LLOYD Germain is champing at the bit as he looks forward to a professional debut this summer – and the St Joseph’s ace is not afraid to set some ambitious goals for his future in boxing.

The welterweight has become the latest member of trainer Tony Borg’s Newport stable to switch to the paid code following the frustration of inactivity in the amateur ranks.

Father-of-two Germain turned pro at the relatively late age of 28, so there is a certain element of wanting to make up for lost time as far as the Cardiff native is concerned.

And while winning titles is one thing, he also knows that success can bring with it the financial rewards that would help him support his young family.

“I’ve always been very ambitious, and I want to be the best I can be in my weight division,” he said.

“My first goal, apart from winning on debut, because you only get one chance to make a first impression, is to go for a Welsh title.

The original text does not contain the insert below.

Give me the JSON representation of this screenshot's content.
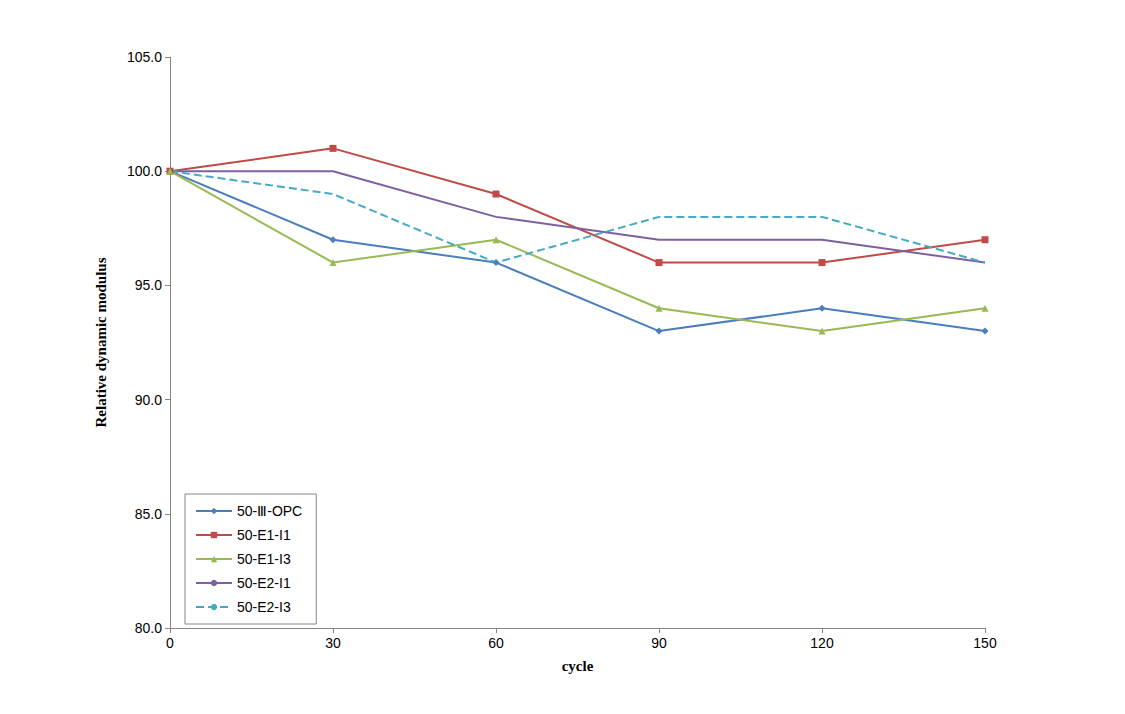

“From there I’ll be looking at Celtic, British and European titles and then challenging for and winning a world title.

“I’m obviously a long way from that, but with hard work, determination and dedication anything is possible.

“I know I’m starting quite late, however, I feel a lot younger than I am, 10 times better than I was 10 years ago.”

On the impact the St Joseph’s gym has had on him, he added: “I’m learning new things every day at St Joes and getting invaluable experience with the sparring I’m getting.

“I’m around some of the best boxers in Wales, just being in their company helps me.

“It’s such a nice environment in the gym and everyone picks each other up when they need picking up.

“I probably see Tony more than my old man as I’m in the gym five or six days a week, but you get a special bond with a trainer because a lot of time goes into your development.

“Tony is related to my half-brother who passed away last year, so I’ve known him for a good few years and we’ve got a bond there.

“I started going to St Joes two years ago because I knew it was the best place for me to be, and what I’ve learnt in that time has been astronomical.

“I’ve seen a massive improvement in myself, both physically and mentally, and I decided to turn pro earlier this year.

“I’ve got a young family to support and it has always been one of my dreams to do something for a job that’s also a passion of mine.”

After starting boxing around the age of 12, Germain drifted in and out of the sport until his early 20s when he began to take the fight game more seriously.

It was revealed in February that Germain had signed a three-year professional contract with Sanigar Events, with hopes high for a first outing in June.